Police Chief Byron Holloway is asking residents drying items they hope to salvage to not place them by debris intended for trash and to put them instead closer to their homes.

He’s also suggesting that people put signs out advising they don’t want their items taken, though he acknowledges that may not stop some scavengers.

Bellaire officials are working with contractors to develop a debris pickup schedule.


9:30 a.m.

Houston city spokesman Kese Smith says officials believe about 300 residents have not heeded Mayor Sylvester Turner’s mandatory evacuation order for a West Houston area being flooded by releases from two swollen reservoirs.

Center Point Energy crews have started going door-to-door to check homes and are advising people still left behind in flooded homes that their power is being turned off. He says people in homes that have taken no water will not have their electricity cut off.

Water from the Addicks and Barker reservoirs is emptying into Buffalo Bayou, which in turn is flooding the neighborhoods it borders. Army Corps of Engineers officials say the release is necessary to ease pressure on the reservoirs from rain dumped by Harvey and create space in case it rains again soon.


8:50 a.m.

Center Point Energy spokeswoman Alicia Dixon says utility crews have started turning off power to residents who have stayed behind in a flooded area of west Houston where Mayor Sylvester Turner ordered a mandatory evacuation.

The area is being flooded by water released from the Addicks and Barker reservoirs.

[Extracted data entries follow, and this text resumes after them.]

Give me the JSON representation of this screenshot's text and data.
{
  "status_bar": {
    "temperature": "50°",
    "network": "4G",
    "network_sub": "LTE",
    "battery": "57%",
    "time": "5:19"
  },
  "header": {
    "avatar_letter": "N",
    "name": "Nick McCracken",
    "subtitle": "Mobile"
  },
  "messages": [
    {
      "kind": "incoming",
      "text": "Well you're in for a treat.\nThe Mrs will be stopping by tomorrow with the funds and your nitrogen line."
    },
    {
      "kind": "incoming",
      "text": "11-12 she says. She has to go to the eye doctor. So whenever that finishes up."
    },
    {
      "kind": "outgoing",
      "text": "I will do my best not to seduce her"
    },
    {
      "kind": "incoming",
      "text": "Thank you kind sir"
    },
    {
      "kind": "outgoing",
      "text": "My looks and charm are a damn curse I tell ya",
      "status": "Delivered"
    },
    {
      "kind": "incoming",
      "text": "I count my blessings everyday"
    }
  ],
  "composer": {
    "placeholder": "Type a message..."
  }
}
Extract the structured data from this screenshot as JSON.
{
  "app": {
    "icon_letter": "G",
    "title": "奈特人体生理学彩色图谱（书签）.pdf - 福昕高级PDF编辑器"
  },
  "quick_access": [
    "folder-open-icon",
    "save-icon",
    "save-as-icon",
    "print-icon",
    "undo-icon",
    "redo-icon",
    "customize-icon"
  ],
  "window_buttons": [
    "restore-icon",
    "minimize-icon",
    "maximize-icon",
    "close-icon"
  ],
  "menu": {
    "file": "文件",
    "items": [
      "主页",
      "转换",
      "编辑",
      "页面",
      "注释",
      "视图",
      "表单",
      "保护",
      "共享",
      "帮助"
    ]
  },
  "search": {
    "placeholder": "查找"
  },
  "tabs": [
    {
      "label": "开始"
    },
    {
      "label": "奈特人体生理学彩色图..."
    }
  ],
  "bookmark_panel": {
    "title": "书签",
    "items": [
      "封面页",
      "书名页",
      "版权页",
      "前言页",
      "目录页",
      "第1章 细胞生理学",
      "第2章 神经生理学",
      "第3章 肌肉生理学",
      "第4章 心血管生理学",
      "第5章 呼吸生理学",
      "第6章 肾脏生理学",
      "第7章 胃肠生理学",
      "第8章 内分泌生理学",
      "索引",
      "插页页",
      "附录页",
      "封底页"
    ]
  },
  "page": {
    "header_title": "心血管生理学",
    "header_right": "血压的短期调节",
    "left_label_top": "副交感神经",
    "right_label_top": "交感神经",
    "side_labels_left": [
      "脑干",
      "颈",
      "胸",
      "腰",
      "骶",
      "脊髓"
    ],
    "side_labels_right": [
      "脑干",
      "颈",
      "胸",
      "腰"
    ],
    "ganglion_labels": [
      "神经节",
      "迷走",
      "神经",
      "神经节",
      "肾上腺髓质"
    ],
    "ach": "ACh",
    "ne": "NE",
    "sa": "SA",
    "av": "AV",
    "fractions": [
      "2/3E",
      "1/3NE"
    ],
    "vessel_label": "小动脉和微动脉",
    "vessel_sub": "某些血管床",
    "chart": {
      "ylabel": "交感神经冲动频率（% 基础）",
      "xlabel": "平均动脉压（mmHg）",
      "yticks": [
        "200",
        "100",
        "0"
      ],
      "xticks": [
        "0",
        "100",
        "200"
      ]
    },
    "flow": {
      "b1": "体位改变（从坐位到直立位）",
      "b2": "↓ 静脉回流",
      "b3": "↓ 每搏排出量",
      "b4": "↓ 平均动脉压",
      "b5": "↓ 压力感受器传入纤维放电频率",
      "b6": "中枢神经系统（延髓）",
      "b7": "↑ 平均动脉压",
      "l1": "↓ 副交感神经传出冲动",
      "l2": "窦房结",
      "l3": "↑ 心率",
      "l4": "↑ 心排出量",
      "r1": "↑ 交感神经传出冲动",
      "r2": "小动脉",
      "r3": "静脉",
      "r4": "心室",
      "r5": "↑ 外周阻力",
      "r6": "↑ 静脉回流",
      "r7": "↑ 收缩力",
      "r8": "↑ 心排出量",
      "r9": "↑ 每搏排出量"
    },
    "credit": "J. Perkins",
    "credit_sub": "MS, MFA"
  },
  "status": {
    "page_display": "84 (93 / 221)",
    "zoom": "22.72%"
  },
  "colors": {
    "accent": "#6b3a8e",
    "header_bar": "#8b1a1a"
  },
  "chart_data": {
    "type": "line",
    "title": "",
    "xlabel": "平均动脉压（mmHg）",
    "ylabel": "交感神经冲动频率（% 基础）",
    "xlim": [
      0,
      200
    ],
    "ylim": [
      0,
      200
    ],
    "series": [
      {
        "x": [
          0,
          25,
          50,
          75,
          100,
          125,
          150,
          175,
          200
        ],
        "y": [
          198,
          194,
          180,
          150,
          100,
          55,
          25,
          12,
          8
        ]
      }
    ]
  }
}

Army Corps of Engineers officials say the release is necessary to ease pressure on the reservoirs from several feet of rain dumped by Harvey and to create space in case it rains again soon.

The mayor ordered the mandatory evacuation amid concerns that emergency responders couldn’t reach those areas, if needed. A fire destroyed a home in the flooded area on Saturday.

Officials say some of the homes in the evacuation area may remain flooded for two weeks.

City emergency center officials say they’re not immediately certain how many people have been holding out in their homes despite a voluntary evacuation order or how many have left since Turner Saturday made the order mandatory.


12:15 a.m.

A city that lost its drinking water system is struggling to restore service and a crippled chemical plant that twice has been the scene of explosions remains a concern nine days after Harvey ripped across Texas.

Officials in Beaumont, population almost 120,000, worked to repair their water treatment plant that failed after the swollen Neches River inundated the main intake system and backup pumps failed. In Crosby, outside of Houston, authorities continued to monitor the Arkema plant where three trailers of highly unstable compounds ignited in recent days, sending thick black smoke and tall flames into the air.

Texas began burying its dead and taking steps toward the long recovery ahead. In Tyler, friends and family gathered Saturday to remember a former high school football and track coach whose body was found Monday.